For me, the first step is taking a class on butchering—so that, by the time I actually get down to the business of carving the pig up, I know what I'm doing. The next obstacle is buying a pig: your local butcher can connect you with local farmers who raise heritage pigs that roam free and forage in their natural environments. The reward is prized meat that’s extra tender and flavorful (also hormone- and antibiotic-free). Join me on my nose-to-tail adventure! Here are some awesome things to look forward to if you do:
Learn how to butcher. Your butcher can show you the ropes. Jake Dickson, the owner of Dickson’s Farmstand Meats in NYC (purveyors of high-quality responsibly sourced meats), holds classes on how to butcher a whole hog: “We break the pigs down into many more cuts than are traditionally found in supermarkets. We borrow from cutting traditions around the world.” How cool.
Use your head. Ask for the pig’s head, too. There’s a ton of great meat hiding in there, perfect for making headcheese. Boil the head with the trotters, tongue and aromatics until the meat is super tender, then pick off all the meat. Pack it into a terrine mold with chopped herbs and cover with some of the strained cooking liquid. Chill overnight to set.

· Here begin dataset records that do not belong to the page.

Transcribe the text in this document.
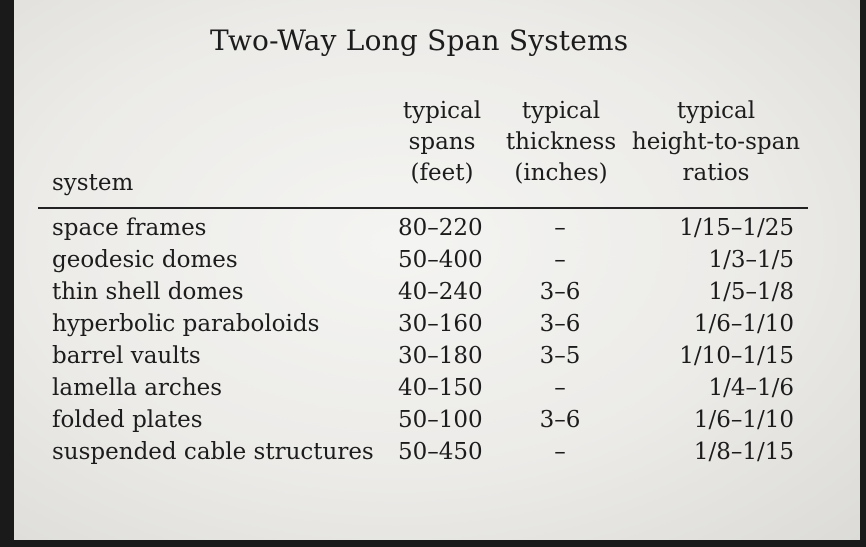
Two-Way Long Span Systems
system
typical
spans
(feet)
typical
thickness
(inches)
typical
height-to-span
ratios
space frames	80–220	–	1/15–1/25
geodesic domes	50–400	–	1/3–1/5
thin shell domes	40–240	3–6	1/5–1/8
hyperbolic paraboloids	30–160	3–6	1/6–1/10
barrel vaults	30–180	3–5	1/10–1/15
lamella arches	40–150	–	1/4–1/6
folded plates	50–100	3–6	1/6–1/10
suspended cable structures 50–450	–	1/8–1/15
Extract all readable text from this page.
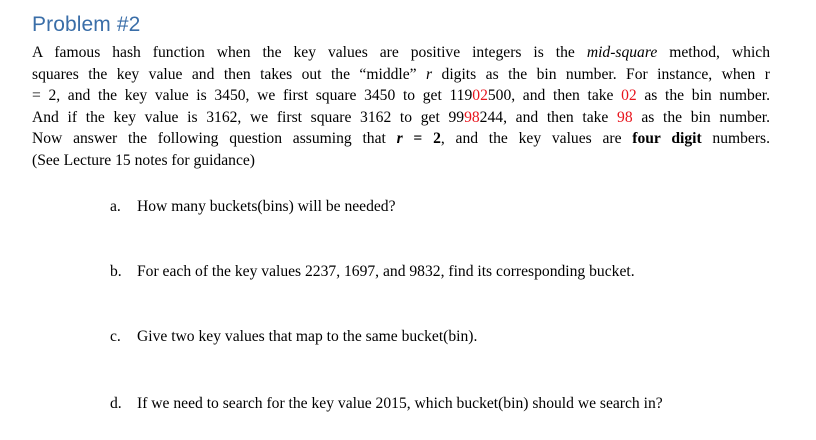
Problem #2
A famous hash function when the key values are positive integers is the mid-square method, which
squares the key value and then takes out the “middle” r digits as the bin number. For instance, when r
= 2, and the key value is 3450, we first square 3450 to get 11902500, and then take 02 as the bin number.
And if the key value is 3162, we first square 3162 to get 9998244, and then take 98 as the bin number.
Now answer the following question assuming that r = 2, and the key values are four digit numbers.
(See Lecture 15 notes for guidance)
a. How many buckets(bins) will be needed?
b. For each of the key values 2237, 1697, and 9832, find its corresponding bucket.
c. Give two key values that map to the same bucket(bin).
d. If we need to search for the key value 2015, which bucket(bin) should we search in?
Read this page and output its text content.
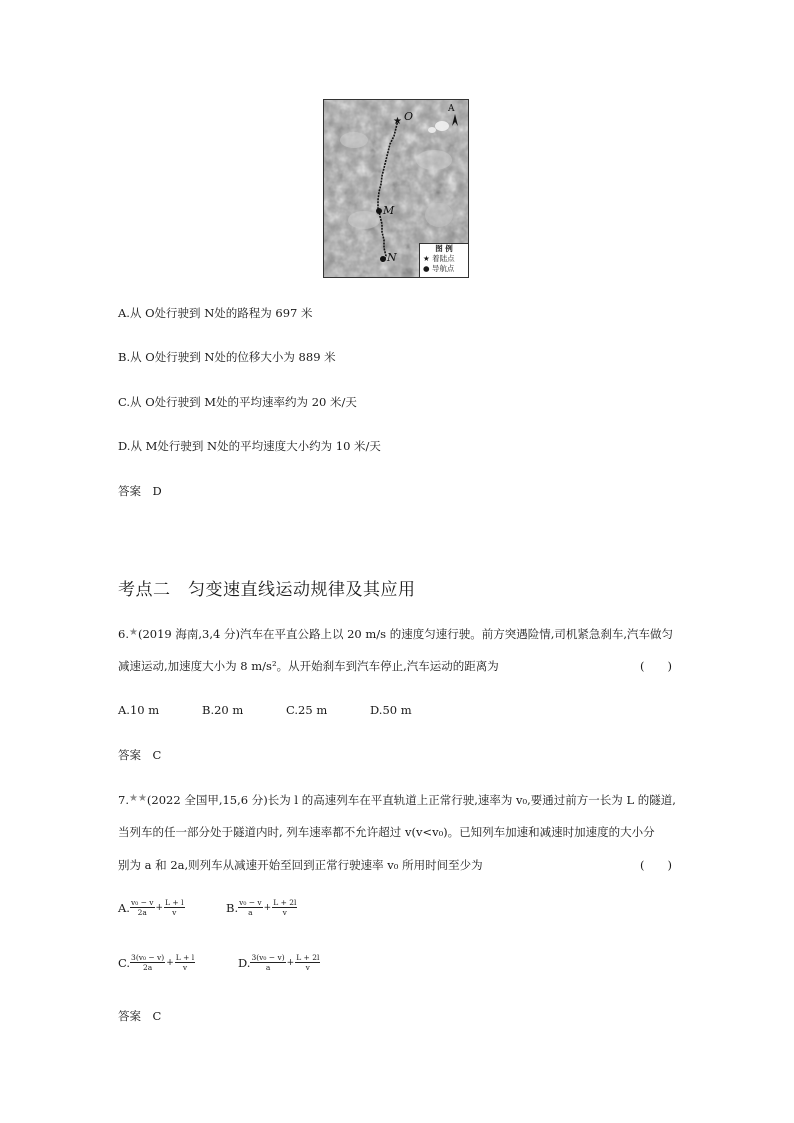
★ O
M
N
图 例
★ 着陆点
● 导航点
A
A.从 O处行驶到 N处的路程为 697 米
B.从 O处行驶到 N处的位移大小为 889 米
C.从 O处行驶到 M处的平均速率约为 20 米/天
D.从 M处行驶到 N处的平均速度大小约为 10 米/天
答案　D
考点二　匀变速直线运动规律及其应用
6.★(2019 海南,3,4 分)汽车在平直公路上以 20 m/s 的速度匀速行驶。前方突遇险情,司机紧急刹车,汽车做匀
减速运动,加速度大小为 8 m/s²。从开始刹车到汽车停止,汽车运动的距离为	(　　)
A.10 m	B.20 m	C.25 m	D.50 m
答案　C
7.★★(2022 全国甲,15,6 分)长为 l 的高速列车在平直轨道上正常行驶,速率为 v₀,要通过前方一长为 L 的隧道,
当列车的任一部分处于隧道内时, 列车速率都不允许超过 v(v<v₀)。已知列车加速和减速时加速度的大小分
别为 a 和 2a,则列车从减速开始至回到正常行驶速率 v₀ 所用时间至少为	(　　)
A. $\frac{\text{v₀ − v}}{2a} + \frac{L + l}{v}$	B. $\frac{\text{v₀ − v}}{a} + \frac{L + 2l}{v}$
C. $\frac{\text{3(v₀ − v)}}{2a} + \frac{L + l}{v}$	D. $\frac{\text{3(v₀ − v)}}{a} + \frac{L + 2l}{v}$
答案　C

Bring home the bacon. Instead of curing the bacon, make a fresh version. Rub the belly with salt, black pepper, smoked paprika and light brown sugar, and marinate in the fridge for 2 days. Roast at 425° until tender. Slice and serve with eggs for brunch, or make sandwiches any time of day.
Create custom sausages. Grind pork shoulder along with some pork fat and your favorite spices. Use rubbed sage and black pepper for breakfast sausage, or fennel and crushed red pepper for spicy Italian sausages. The options are endless.
Get to know the off cuts. Take this opportunity to cook with rare cuts. Your butcher is the best resource for tips on how to handle them. Two fun ones:
1. Pig’s ears. They transform into the most addicting crispy snacks. Simply boil with mirepoix until tender, then dust with flour and deep-fry. Use as a topping on salads or as a cocktail snack at your next gathering.
2. Leaf lard. It’s the cleanest form of lard and creates the flakiest pie crust ever, without any porky aroma. Also perfect for deep-frying those pig’s ears.